Ventilsymbol eines monostabilen 5/2-Wegeventils mit ISO und alternativer Anschlussbezeichnung

Das 4/2-Wege-Pneumatikventil hat vier Anschlüsse und zwei Zustände. Der Unterschied zwischen den beiden Ventiltypen liegt in der Anzahl der Auslassöffnungen:

  • Ein 5/2-Wege-Pneumatikventil hat zwei unabhängige Entlüftungsanschlüsse
  • Ein 4/2-Wegeventil hat nur einen gemeinsamen Auslassanschluss
Ventilsymbol eines monostabilen 4/2-Wegeventils mit ISO und alternativer Anschlussbezeichnung

Ventilsymbol eines monostabilen 4/2-Wegeventils mit ISO und alternativer Anschlussbezeichnung

Das bedeutet, dass beide Anschlüsse (A,2) und (B,4) mit dem Auslassanschluss (R,3) verbunden sind. Der zusätzliche Entlüftungsanschluss des 5/2-Wegeventils bietet zusätzliche Steuermöglichkeiten. Beispielsweise kann die Geschwindigkeit in beide Richtungen eines doppelt wirkenden pneumatischen Stellantriebs eingestellt werden, indem die Durchflussrate durch jeden Auslassanschluss einzeln mit Drosselventilen gesteuert wird.

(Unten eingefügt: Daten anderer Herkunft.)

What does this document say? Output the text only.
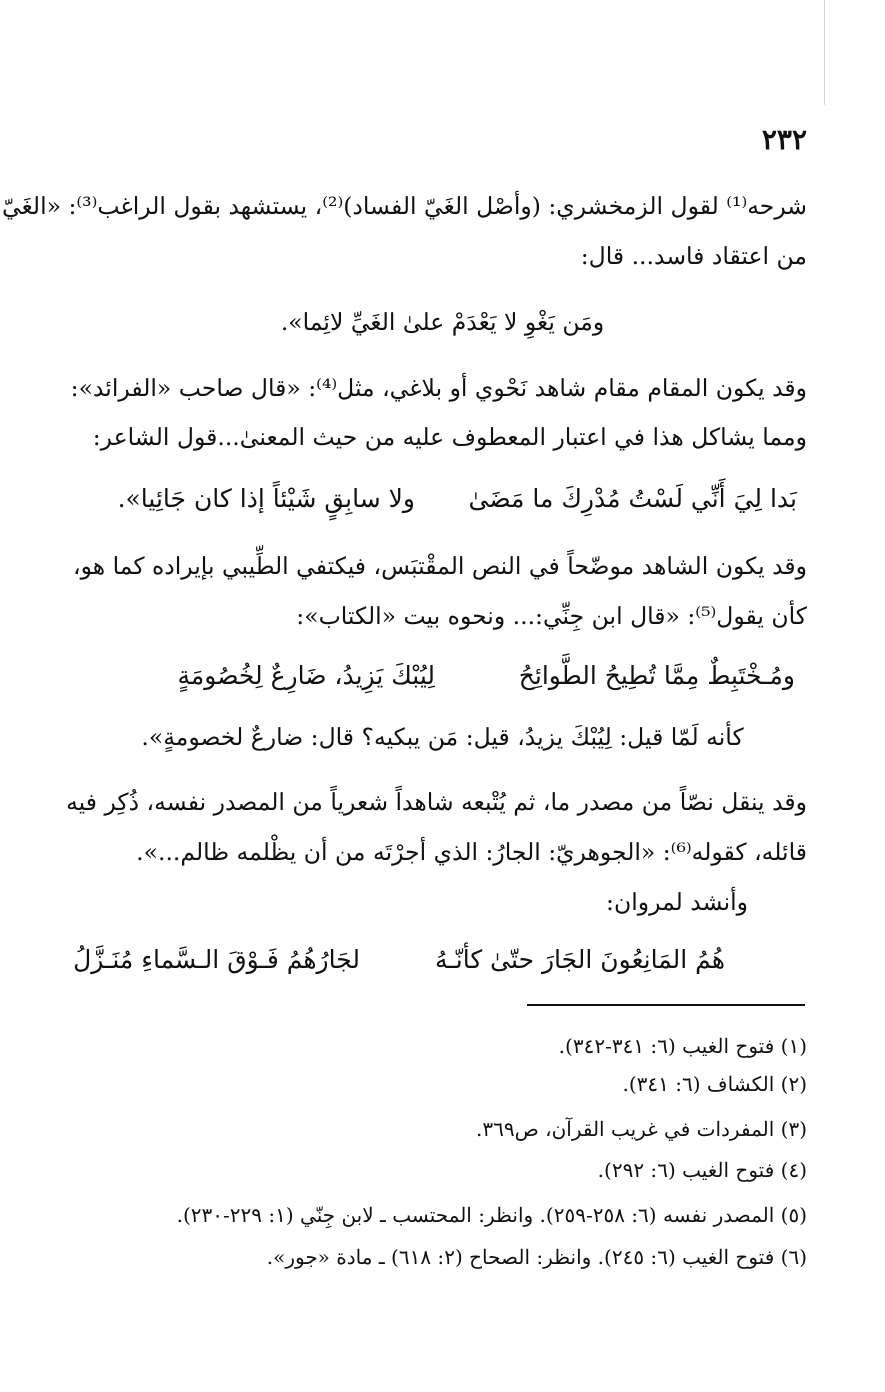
٢٣٢
شرحه⁽¹⁾ لقول الزمخشري: (وأصْل الغَيّ الفساد)⁽²⁾، يستشهد بقول الراغب⁽³⁾: «الغَيّ
من اعتقاد فاسد... قال:
ومَن يَغْوِ لا يَعْدَمْ علىٰ الغَيِّ لائِما».
وقد يكون المقام مقام شاهد نَحْوي أو بلاغي، مثل⁽⁴⁾: «قال صاحب «الفرائد»:
ومما يشاكل هذا في اعتبار المعطوف عليه من حيث المعنىٰ...قول الشاعر:
بَدا لِيَ أَنِّي لَسْتُ مُدْرِكَ ما مَضَىٰ
ولا سابِقٍ شَيْئاً إذا كان جَائِيا».
وقد يكون الشاهد موضّحاً في النص المقْتبَس، فيكتفي الطِّيبي بإيراده كما هو،
كأن يقول⁽⁵⁾: «قال ابن جِنِّي:... ونحوه بيت «الكتاب»:
لِيُبْكَ يَزِيدُ، ضَارِعٌ لِخُصُومَةٍ	ومُـخْتَبِطٌ مِمَّا تُطِيحُ الطَّوائِحُ
كأنه لَمّا قيل: لِيُبْكَ يزيدُ، قيل: مَن يبكيه؟ قال: ضارعٌ لخصومةٍ».
وقد ينقل نصّاً من مصدر ما، ثم يُتْبعه شاهداً شعرياً من المصدر نفسه، ذُكِر فيه
قائله، كقوله⁽⁶⁾: «الجوهريّ: الجارُ: الذي أجرْتَه من أن يظْلمه ظالم...».
وأنشد لمروان:
هُمُ المَانِعُونَ الجَارَ حتّىٰ كأنّـهُ
لجَارُهُمُ فَـوْقَ الـسَّماءِ مُنَـزَّلُ
(١) فتوح الغيب (٦: ٣٤١-٣٤٢).
(٢) الكشاف (٦: ٣٤١).
(٣) المفردات في غريب القرآن، ص٣٦٩.
(٤) فتوح الغيب (٦: ٢٩٢).
(٥) المصدر نفسه (٦: ٢٥٨-٢٥٩). وانظر: المحتسب ـ لابن جِنّي (١: ٢٢٩-٢٣٠).
(٦) فتوح الغيب (٦: ٢٤٥). وانظر: الصحاح (٢: ٦١٨) ـ مادة «جور».
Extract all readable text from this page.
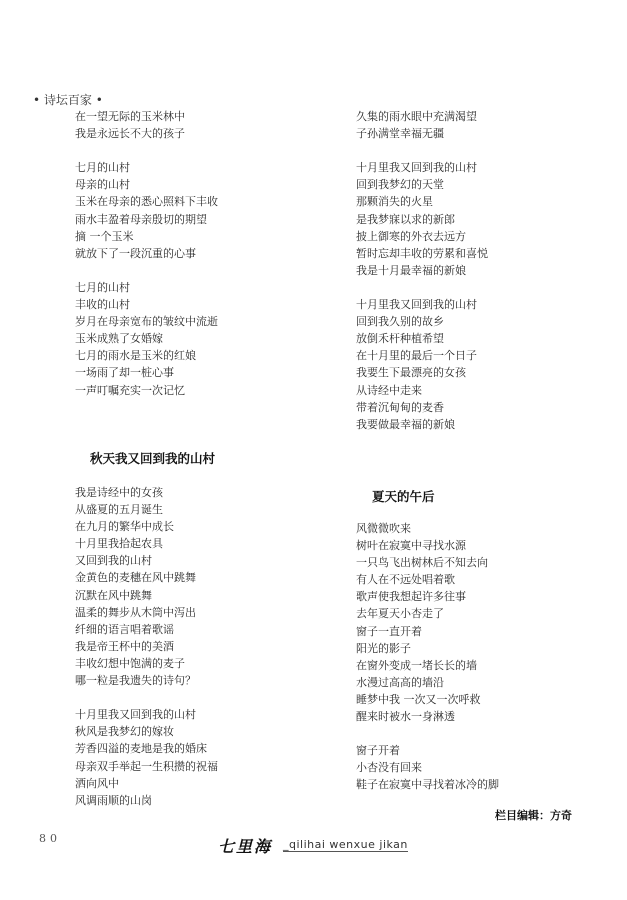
• 诗坛百家 •
在一望无际的玉米林中
我是永远长不大的孩子
七月的山村
母亲的山村
玉米在母亲的悉心照料下丰收
雨水丰盈着母亲殷切的期望
摘 一个玉米
就放下了一段沉重的心事
七月的山村
丰收的山村
岁月在母亲宽布的皱纹中流逝
玉米成熟了女婚嫁
七月的雨水是玉米的红娘
一场雨了却一桩心事
一声叮嘱充实一次记忆
久集的雨水眼中充满渴望
子孙满堂幸福无疆
十月里我又回到我的山村
回到我梦幻的天堂
那颗消失的火星
是我梦寐以求的新郎
披上御寒的外衣去远方
暂时忘却丰收的劳累和喜悦
我是十月最幸福的新娘
十月里我又回到我的山村
回到我久别的故乡
放倒禾杆种植希望
在十月里的最后一个日子
我要生下最漂亮的女孩
从诗经中走来
带着沉甸甸的麦香
我要做最幸福的新娘
秋天我又回到我的山村
我是诗经中的女孩
从盛夏的五月诞生
在九月的繁华中成长
十月里我拾起农具
又回到我的山村
金黄色的麦穗在风中跳舞
沉默在风中跳舞
温柔的舞步从木筒中泻出
纤细的语言唱着歌谣
我是帝王杯中的美酒
丰收幻想中饱满的麦子
哪一粒是我遗失的诗句？
十月里我又回到我的山村
秋风是我梦幻的嫁妆
芳香四溢的麦地是我的婚床
母亲双手举起一生积攒的祝福
洒向风中
风调雨顺的山岗
夏天的午后
风微微吹来
树叶在寂寞中寻找水源
一只鸟飞出树林后不知去向
有人在不远处唱着歌
歌声使我想起许多往事
去年夏天小杏走了
窗子一直开着
阳光的影子
在窗外变成一堵长长的墙
水漫过高高的墙沿
睡梦中我 一次又一次呼救
醒来时被水一身淋透
窗子开着
小杏没有回来
鞋子在寂寞中寻找着冰冷的脚
栏目编辑：方奇
80	七里海 _qilihai wenxue jikan
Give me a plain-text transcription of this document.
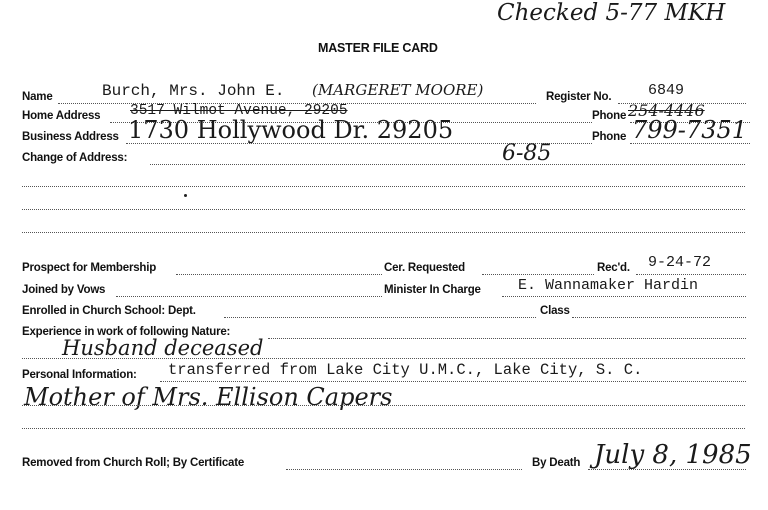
Checked 5-77 MKH
MASTER FILE CARD
Name	Burch, Mrs. John E. (MARGERET MOORE)	Register No. 6849
Home Address 3517 Wilmot Avenue, 29205	Phone 254-4446
Business Address 1730 Hollywood Dr. 29205	Phone 799-7351
Change of Address:	6-85
Prospect for Membership	Cer. Requested	Rec'd. 9-24-72
Joined by Vows	Minister In Charge E. Wannamaker Hardin
Enrolled in Church School: Dept.	Class
Experience in work of following Nature:
Husband deceased
Personal Information: transferred from Lake City U.M.C., Lake City, S. C.
Mother of Mrs. Ellison Capers
Removed from Church Roll; By Certificate	By Death July 8, 1985
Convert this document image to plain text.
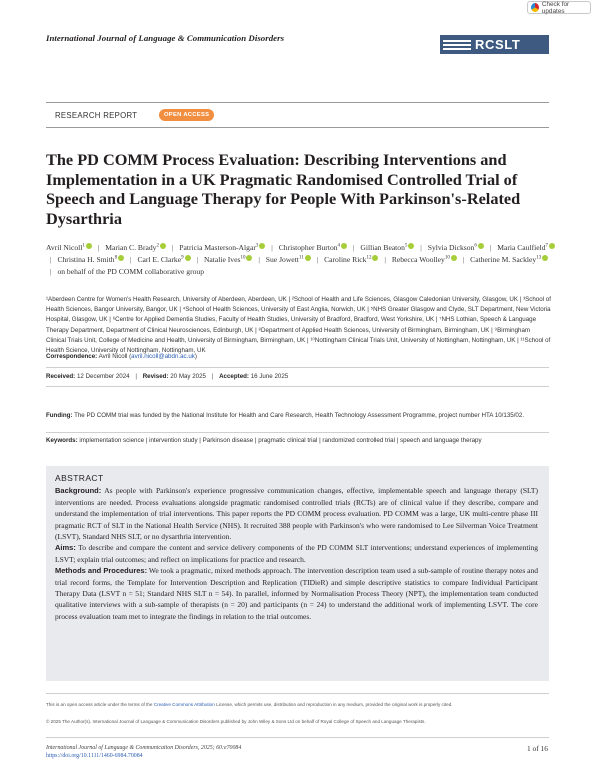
Check for updates
International Journal of Language & Communication Disorders	RCSLT
RESEARCH REPORT	OPEN ACCESS
The PD COMM Process Evaluation: Describing Interventions and Implementation in a UK Pragmatic Randomised Controlled Trial of Speech and Language Therapy for People With Parkinson's-Related Dysarthria
Avril Nicoll$^1$ | Marian C. Brady$^2$ | Patricia Masterson-Algar$^3$ | Christopher Burton$^4$ | Gillian Beaton$^5$ | Sylvia Dickson$^6$ | Maria Caulfield$^7$ | Christina H. Smith$^8$ | Carl E. Clarke$^9$ | Natalie Ives$^{10}$ | Sue Jowett$^{11}$ | Caroline Rick$^{12}$ | Rebecca Woolley$^{10}$ | Catherine M. Sackley$^{13}$ | on behalf of the PD COMM collaborative group
¹Aberdeen Centre for Women's Health Research, University of Aberdeen, Aberdeen, UK | ²School of Health and Life Sciences, Glasgow Caledonian University, Glasgow, UK | ³School of Health Sciences, Bangor University, Bangor, UK | ⁴School of Health Sciences, University of East Anglia, Norwich, UK | ⁵NHS Greater Glasgow and Clyde, SLT Department, New Victoria Hospital, Glasgow, UK | ⁶Centre for Applied Dementia Studies, Faculty of Health Studies, University of Bradford, Bradford, West Yorkshire, UK | ⁷NHS Lothian, Speech & Language Therapy Department, Department of Clinical Neurosciences, Edinburgh, UK | ⁸Department of Applied Health Sciences, University of Birmingham, Birmingham, UK | ⁹Birmingham Clinical Trials Unit, College of Medicine and Health, University of Birmingham, Birmingham, UK | ¹⁰Nottingham Clinical Trials Unit, University of Nottingham, Nottingham, UK | ¹¹School of Health Science, University of Nottingham, Nottingham, UK
Correspondence: Avril Nicoll (avril.nicoll@abdn.ac.uk)
Received: 12 December 2024 | Revised: 20 May 2025 | Accepted: 16 June 2025
Funding: The PD COMM trial was funded by the National Institute for Health and Care Research, Health Technology Assessment Programme, project number HTA 10/135/02.
Keywords: implementation science | intervention study | Parkinson disease | pragmatic clinical trial | randomized controlled trial | speech and language therapy
ABSTRACT

Background: As people with Parkinson's experience progressive communication changes, effective, implementable speech and language therapy (SLT) interventions are needed. Process evaluations alongside pragmatic randomised controlled trials (RCTs) are of clinical value if they describe, compare and understand the implementation of trial interventions. This paper reports the PD COMM process evaluation. PD COMM was a large, UK multi-centre phase III pragmatic RCT of SLT in the National Health Service (NHS). It recruited 388 people with Parkinson's who were randomised to Lee Silverman Voice Treatment (LSVT), Standard NHS SLT, or no dysarthria intervention.

Aims: To describe and compare the content and service delivery components of the PD COMM SLT interventions; understand experiences of implementing LSVT; explain trial outcomes; and reflect on implications for practice and research.

Methods and Procedures: We took a pragmatic, mixed methods approach. The intervention description team used a sub-sample of routine therapy notes and trial record forms, the Template for Intervention Description and Replication (TIDieR) and simple descriptive statistics to compare Individual Participant Therapy Data (LSVT n = 51; Standard NHS SLT n = 54). In parallel, informed by Normalisation Process Theory (NPT), the implementation team conducted qualitative interviews with a sub-sample of therapists (n = 20) and participants (n = 24) to understand the additional work of implementing LSVT. The core process evaluation team met to integrate the findings in relation to the trial outcomes.

This is an open access article under the terms of the Creative Commons Attribution License, which permits use, distribution and reproduction in any medium, provided the original work is properly cited.
© 2025 The Author(s). International Journal of Language & Communication Disorders published by John Wiley & Sons Ltd on behalf of Royal College of Speech and Language Therapists.
International Journal of Language & Communication Disorders, 2025; 60:e70084
https://doi.org/10.1111/1460-6984.70084
1 of 16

Die Ventile können monostabil oder bistabil sein. Monostabile 5/2-Wegeventile gehen bei Nichtbetätigung in ihre Ruhestellung zurück. Das Ventil kehrt durch eine Feder in seine Ruhestellung zurück. Dies bedeutet, dass monostabile Ventile eine konstante Betätigung (pneumatisch, elektrisch oder manuell) erfordern, um in der betätigten Position zu bleiben. Bistabile 5/2-Wegeventile behalten ihre Position bei Stromausfall bei und erfordern eine separate Aktion, um das Ventil in eine sichere Position zu schalten.

Folgende Schaltungsfunktionen sind möglich:

  • 5/2-Wege monostabil
  • 5/2-Wege bistabil
  • 4/2-Wege monostabil
  • 4/2-Wege bistabil

5/2- und 4/2-Wege-Pneumatikventile können auf unterschiedliche Weise betätigt werden:

  • Elektrisch (Magnetventil)
  • Pneumatisch
  • Mechanisch
  • Manuell

Die Schaltungsfunktion und Ansteuerung des Ventils kann durch ein Symbol dargestellt werden. Nachfolgend sind die Schaltsymbole für 4/2-Wege- und 5/2-Wege-Magnetventile angegeben.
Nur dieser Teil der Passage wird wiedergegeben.